Le flot souillé s'échappe dans la bonde, emportant avec lui des traînées rougeoyantes et je me demande si c'est mon sang, celui de mon patron, ou celui de la proie.
Lorsqu'il me lave, ses mains m'effleurent à peine, il est aussi délicat que lorsqu'il toucherait le plus beau des bijoux et une douce chaleur fuse dans ma poitrine.
Je me sens bien.
Ses légers mouvements circulaires me provoquent un bien fou quand il évite précautionneusement les hématomes violacés. Mais sa main dégringole rapidement dans le bas de mon dos et sa respiration calme qui caressait ma peau humide, se coupe. Ses gestes ralentissent jusqu'à s'arrêter.
« - Jungkook...?
- Oui ? »
Je l'entends déglutir.
« - Est-ce qu'il t'a... Est-ce qu'il t'a touché ? »
Les secondes qui suivent semblent peser pour Taehyung, qui ne respire plus.
« - Non. »
Il relâche l'air tremblant qui chargeait ses poumons et reprend ses caresses.
Il lave rapidement mes cheveux, m'ôte toute la mousse parfumée et bientôt, je suis enroulé dans une serviette moelleuse.
Il m'aide de nouveau à sortir de la baignoire puis m'intime de m'asseoir sur le bord.
Sa silhouette aux épaules tendues disparaît dans l'appartement et réapparaît après avoir farfouillé quelques secondes, une poche à la coupe d'Hygie se balançant dans ses doigts.
« - Vous êtes parti acheter des choses ?, questionnais-je.
- Oui, pendant que tu dormais. Quelques trucs pour te soigner, à manger et des fringues propres. »
J'hoche seulement la tête et frissonne un peu face à son ton glacial.
Il s'accroupit à ma hauteur et ses doigts prennent mon menton en coupe.
Comme si il avait fait ça toute sa vie, il me soigne.
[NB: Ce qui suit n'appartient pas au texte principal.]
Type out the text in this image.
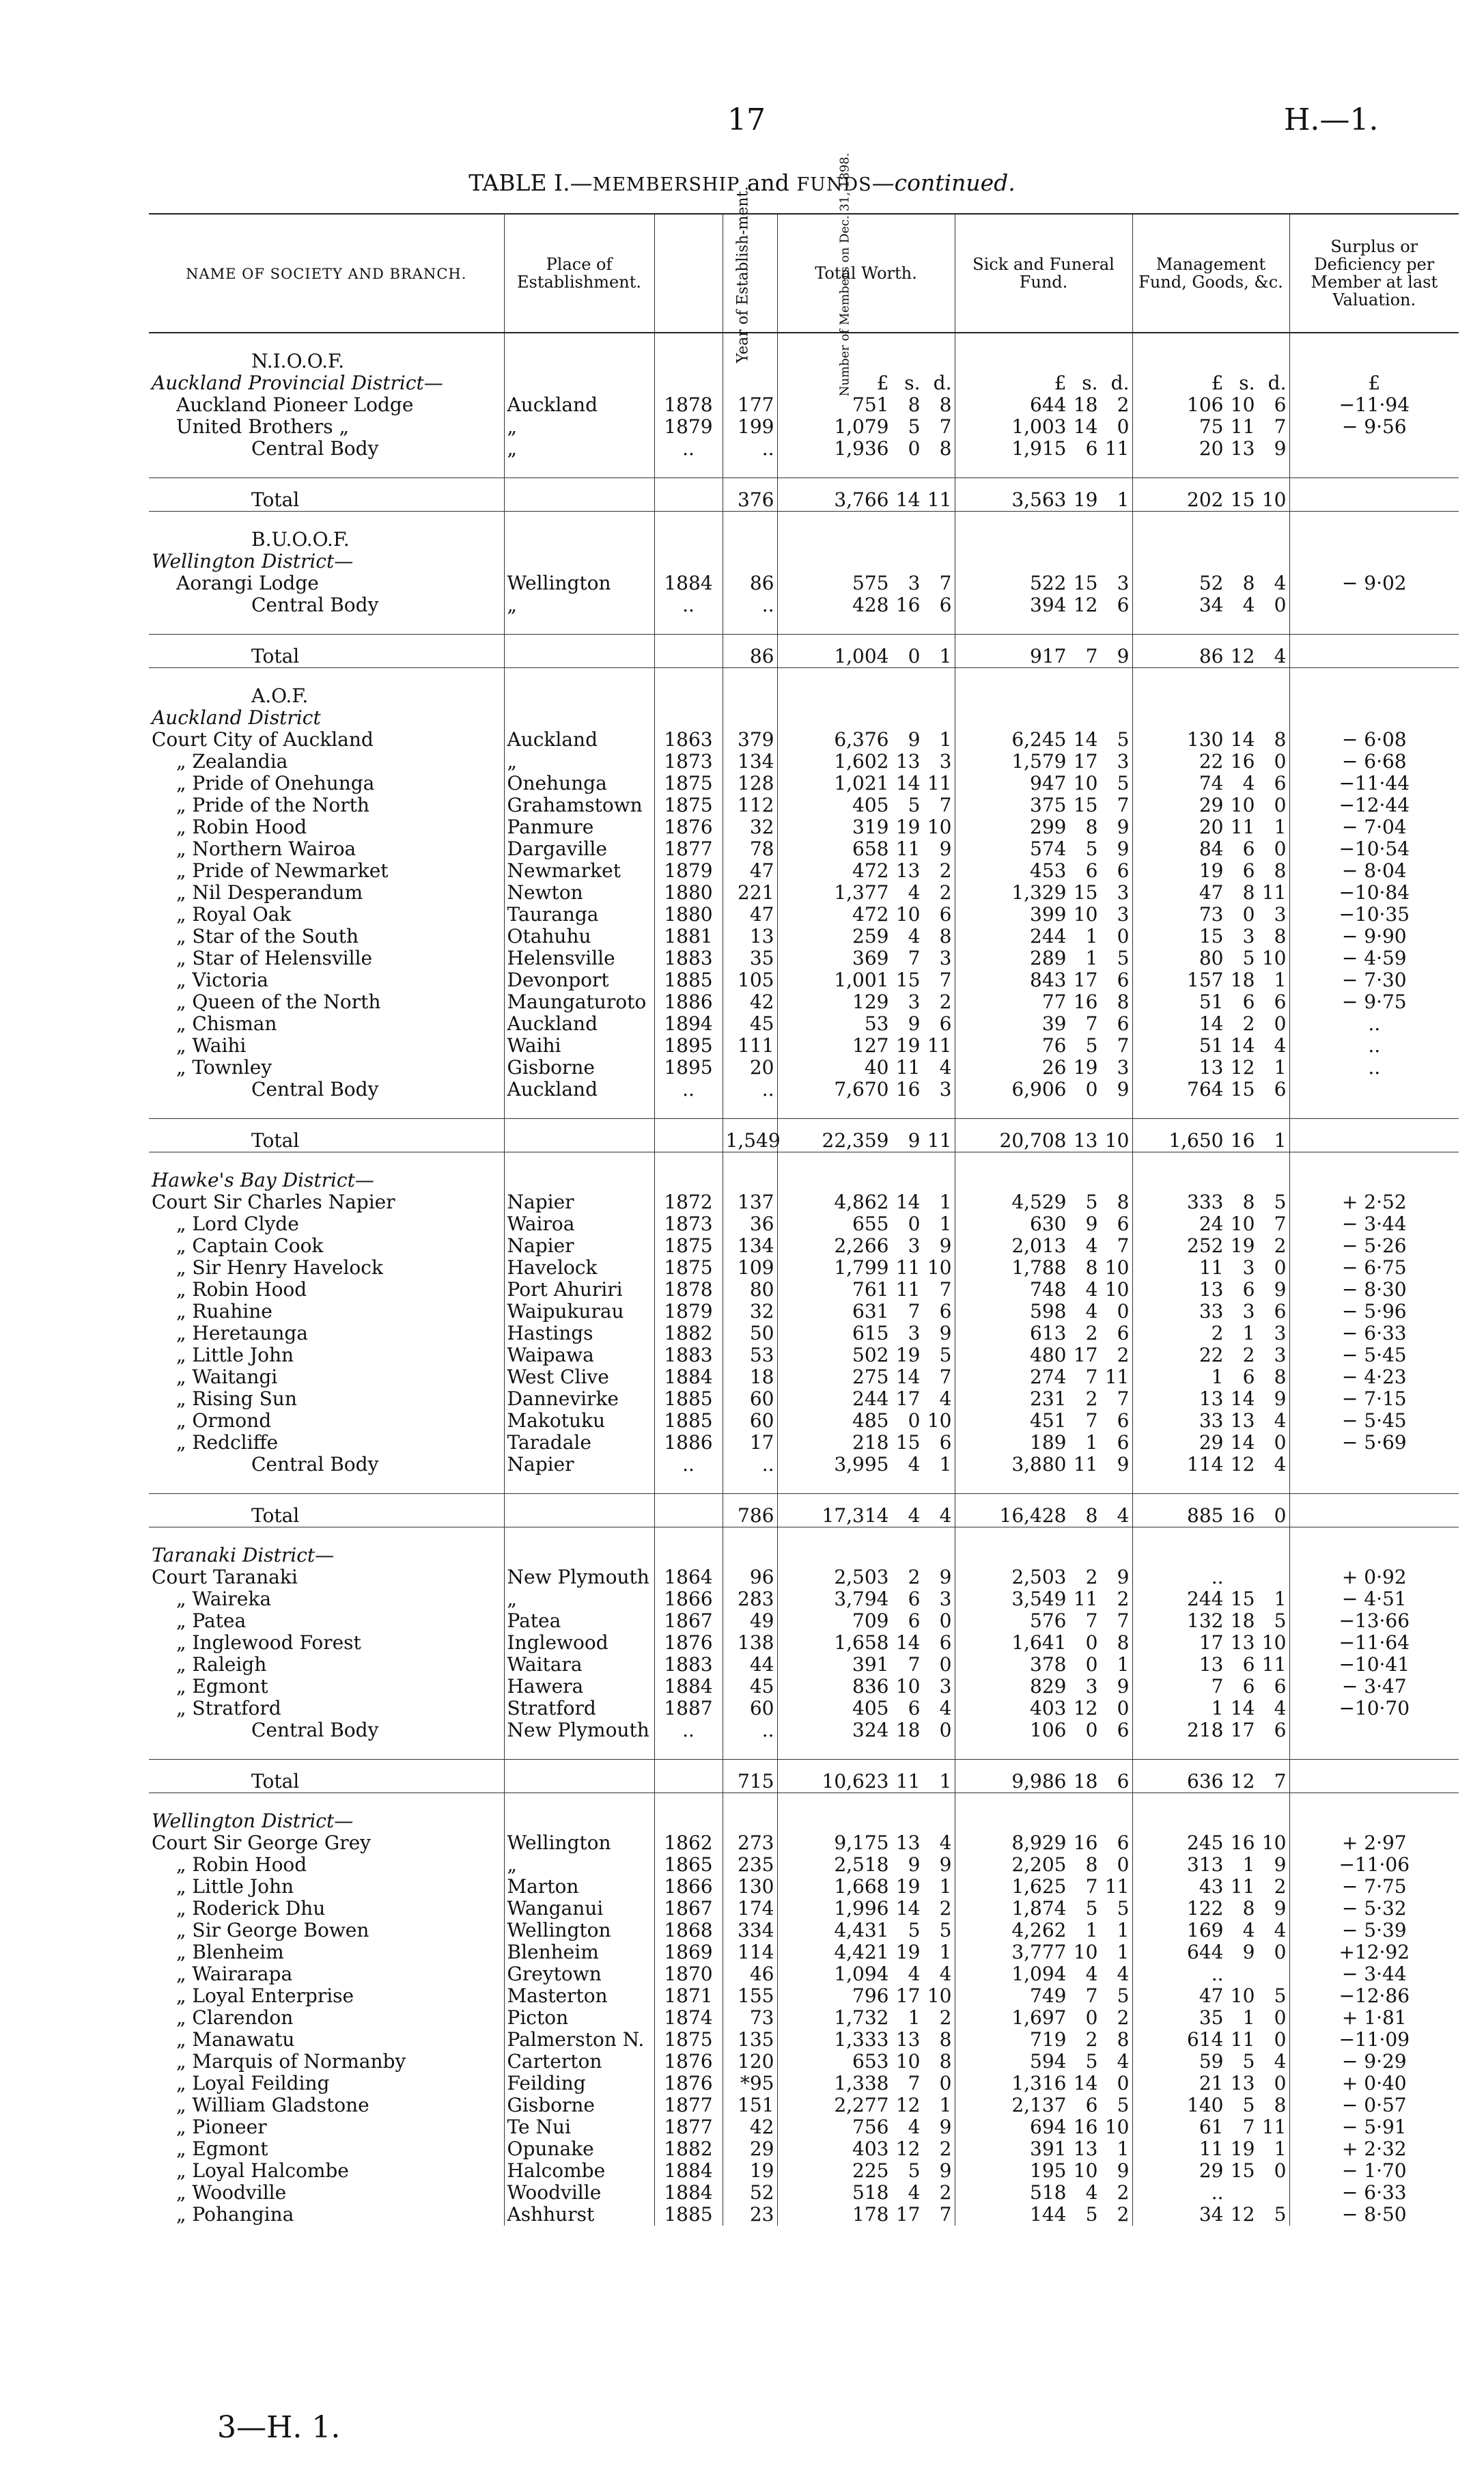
17	H.—1.
TABLE I.—MEMBERSHIP and FUNDS—continued.
NAME OF SOCIETY AND BRANCH.	Place of Establishment.	Year of Establish-ment.	Number of Members on Dec. 31, 1898.	Total Worth.	Sick and Funeral Fund.	Management Fund, Goods, &c.	Surplus or Deficiency per Member at last Valuation.

N.I.O.O.F.							
Auckland Provincial District—				£ s. d.	£ s. d.	£ s. d.	£
Auckland Pioneer Lodge	Auckland	1878	177	751 8 8	644 18 2	106 10 6	−11·94
United Brothers „	„	1879	199	1,079 5 7	1,003 14 0	75 11 7	− 9·56
Central Body	„	..	..	1,936 0 8	1,915 6 11	20 13 9	

Total			376	3,766 14 11	3,563 19 1	202 15 10	

B.U.O.O.F.							
Wellington District—							
Aorangi Lodge	Wellington	1884	86	575 3 7	522 15 3	52 8 4	− 9·02
Central Body	„	..	..	428 16 6	394 12 6	34 4 0	

Total			86	1,004 0 1	917 7 9	86 12 4	

A.O.F.							
Auckland District							
Court City of Auckland	Auckland	1863	379	6,376 9 1	6,245 14 5	130 14 8	− 6·08
„ Zealandia	„	1873	134	1,602 13 3	1,579 17 3	22 16 0	− 6·68
„ Pride of Onehunga	Onehunga	1875	128	1,021 14 11	947 10 5	74 4 6	−11·44
„ Pride of the North	Grahamstown	1875	112	405 5 7	375 15 7	29 10 0	−12·44
„ Robin Hood	Panmure	1876	32	319 19 10	299 8 9	20 11 1	− 7·04
„ Northern Wairoa	Dargaville	1877	78	658 11 9	574 5 9	84 6 0	−10·54
„ Pride of Newmarket	Newmarket	1879	47	472 13 2	453 6 6	19 6 8	− 8·04
„ Nil Desperandum	Newton	1880	221	1,377 4 2	1,329 15 3	47 8 11	−10·84
„ Royal Oak	Tauranga	1880	47	472 10 6	399 10 3	73 0 3	−10·35
„ Star of the South	Otahuhu	1881	13	259 4 8	244 1 0	15 3 8	− 9·90
„ Star of Helensville	Helensville	1883	35	369 7 3	289 1 5	80 5 10	− 4·59
„ Victoria	Devonport	1885	105	1,001 15 7	843 17 6	157 18 1	− 7·30
„ Queen of the North	Maungaturoto	1886	42	129 3 2	77 16 8	51 6 6	− 9·75
„ Chisman	Auckland	1894	45	53 9 6	39 7 6	14 2 0	..
„ Waihi	Waihi	1895	111	127 19 11	76 5 7	51 14 4	..
„ Townley	Gisborne	1895	20	40 11 4	26 19 3	13 12 1	..
Central Body	Auckland	..	..	7,670 16 3	6,906 0 9	764 15 6	

Total			1,549	22,359 9 11	20,708 13 10	1,650 16 1	

Hawke's Bay District—							
Court Sir Charles Napier	Napier	1872	137	4,862 14 1	4,529 5 8	333 8 5	+ 2·52
„ Lord Clyde	Wairoa	1873	36	655 0 1	630 9 6	24 10 7	− 3·44
„ Captain Cook	Napier	1875	134	2,266 3 9	2,013 4 7	252 19 2	− 5·26
„ Sir Henry Havelock	Havelock	1875	109	1,799 11 10	1,788 8 10	11 3 0	− 6·75
„ Robin Hood	Port Ahuriri	1878	80	761 11 7	748 4 10	13 6 9	− 8·30
„ Ruahine	Waipukurau	1879	32	631 7 6	598 4 0	33 3 6	− 5·96
„ Heretaunga	Hastings	1882	50	615 3 9	613 2 6	2 1 3	− 6·33
„ Little John	Waipawa	1883	53	502 19 5	480 17 2	22 2 3	− 5·45
„ Waitangi	West Clive	1884	18	275 14 7	274 7 11	1 6 8	− 4·23
„ Rising Sun	Dannevirke	1885	60	244 17 4	231 2 7	13 14 9	− 7·15
„ Ormond	Makotuku	1885	60	485 0 10	451 7 6	33 13 4	− 5·45
„ Redcliffe	Taradale	1886	17	218 15 6	189 1 6	29 14 0	− 5·69
Central Body	Napier	..	..	3,995 4 1	3,880 11 9	114 12 4	

Total			786	17,314 4 4	16,428 8 4	885 16 0	

Taranaki District—							
Court Taranaki	New Plymouth	1864	96	2,503 2 9	2,503 2 9	..	+ 0·92
„ Waireka	„	1866	283	3,794 6 3	3,549 11 2	244 15 1	− 4·51
„ Patea	Patea	1867	49	709 6 0	576 7 7	132 18 5	−13·66
„ Inglewood Forest	Inglewood	1876	138	1,658 14 6	1,641 0 8	17 13 10	−11·64
„ Raleigh	Waitara	1883	44	391 7 0	378 0 1	13 6 11	−10·41
„ Egmont	Hawera	1884	45	836 10 3	829 3 9	7 6 6	− 3·47
„ Stratford	Stratford	1887	60	405 6 4	403 12 0	1 14 4	−10·70
Central Body	New Plymouth	..	..	324 18 0	106 0 6	218 17 6	

Total			715	10,623 11 1	9,986 18 6	636 12 7	

Wellington District—							
Court Sir George Grey	Wellington	1862	273	9,175 13 4	8,929 16 6	245 16 10	+ 2·97
„ Robin Hood	„	1865	235	2,518 9 9	2,205 8 0	313 1 9	−11·06
„ Little John	Marton	1866	130	1,668 19 1	1,625 7 11	43 11 2	− 7·75
„ Roderick Dhu	Wanganui	1867	174	1,996 14 2	1,874 5 5	122 8 9	− 5·32
„ Sir George Bowen	Wellington	1868	334	4,431 5 5	4,262 1 1	169 4 4	− 5·39
„ Blenheim	Blenheim	1869	114	4,421 19 1	3,777 10 1	644 9 0	+12·92
„ Wairarapa	Greytown	1870	46	1,094 4 4	1,094 4 4	..	− 3·44
„ Loyal Enterprise	Masterton	1871	155	796 17 10	749 7 5	47 10 5	−12·86
„ Clarendon	Picton	1874	73	1,732 1 2	1,697 0 2	35 1 0	+ 1·81
„ Manawatu	Palmerston N.	1875	135	1,333 13 8	719 2 8	614 11 0	−11·09
„ Marquis of Normanby	Carterton	1876	120	653 10 8	594 5 4	59 5 4	− 9·29
„ Loyal Feilding	Feilding	1876	*95	1,338 7 0	1,316 14 0	21 13 0	+ 0·40
„ William Gladstone	Gisborne	1877	151	2,277 12 1	2,137 6 5	140 5 8	− 0·57
„ Pioneer	Te Nui	1877	42	756 4 9	694 16 10	61 7 11	− 5·91
„ Egmont	Opunake	1882	29	403 12 2	391 13 1	11 19 1	+ 2·32
„ Loyal Halcombe	Halcombe	1884	19	225 5 9	195 10 9	29 15 0	− 1·70
„ Woodville	Woodville	1884	52	518 4 2	518 4 2	..	− 6·33
„ Pohangina	Ashhurst	1885	23	178 17 7	144 5 2	34 12 5	− 8·50
3—H. 1.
Panse mes blessures, désinfecte mes plaies, apaise mes hématomes d'une main habile et les sourcils froncés de concentration.
Il ne m'a pas posé d'autres questions que celle dans le bain. Il est resté si silencieux et ça me terrorise. Il a tué quelqu'un. Il l'a démoli de ses propres mains, hurlant, s'aspergeant d'un sang poisseux sans ciller, et qui à présent, sèche encore sur sa peau.
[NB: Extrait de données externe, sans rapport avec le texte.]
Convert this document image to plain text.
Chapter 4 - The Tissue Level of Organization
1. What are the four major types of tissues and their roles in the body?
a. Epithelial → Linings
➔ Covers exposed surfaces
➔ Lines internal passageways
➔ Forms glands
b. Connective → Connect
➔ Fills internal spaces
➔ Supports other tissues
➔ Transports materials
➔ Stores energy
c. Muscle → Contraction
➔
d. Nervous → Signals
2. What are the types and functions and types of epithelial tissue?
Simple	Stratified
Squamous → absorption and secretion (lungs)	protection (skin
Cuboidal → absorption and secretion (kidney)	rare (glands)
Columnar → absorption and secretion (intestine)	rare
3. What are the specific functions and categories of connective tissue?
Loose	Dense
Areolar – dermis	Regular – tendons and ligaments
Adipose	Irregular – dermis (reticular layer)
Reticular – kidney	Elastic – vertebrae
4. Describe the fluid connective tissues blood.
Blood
Son visage n'a jamais été aussi inexpressif et froid qu'il ne l'est à l'instant.
J'ai peur.
Pour lui, pour moi, pour nous.
Quand il a fini, il se redresse et m'apporte des vêtements simples où les étiquettes y sont encore accrochées. Il les arrache puis m'habille lentement, avec précaution.
La douce chaleur du pull de coton m'enveloppe et Taehyung me traîne jusqu'au lit qui ronge l'entièreté de la pièce. Je glisse mon corps sous les couettes et l'observe enfourner une boîte de nouilles instantanées dans un petit micro-ondes.
Pendant que ça chauffe, il ne se retourne pas, refusant symboliquement un affront direct.
Le temps semble suspendu dans la chambre d'hôtel un peu miteuse tandis qu'une sensation âcre fleurit dans mon poitrail.
La culpabilité.
Je savais que c'était lui ou moi, mais Taehyung l'a tué. Il a assassiné quelqu'un à cause de moi, et ce poids que je vois écraser ses épaules, il le porte par ma faute.
Lorsque que la clochette du micro-ondes retentit, tous deux sursautons brusquement, comme si nous nous étions plongés dans d'intenses réflexions.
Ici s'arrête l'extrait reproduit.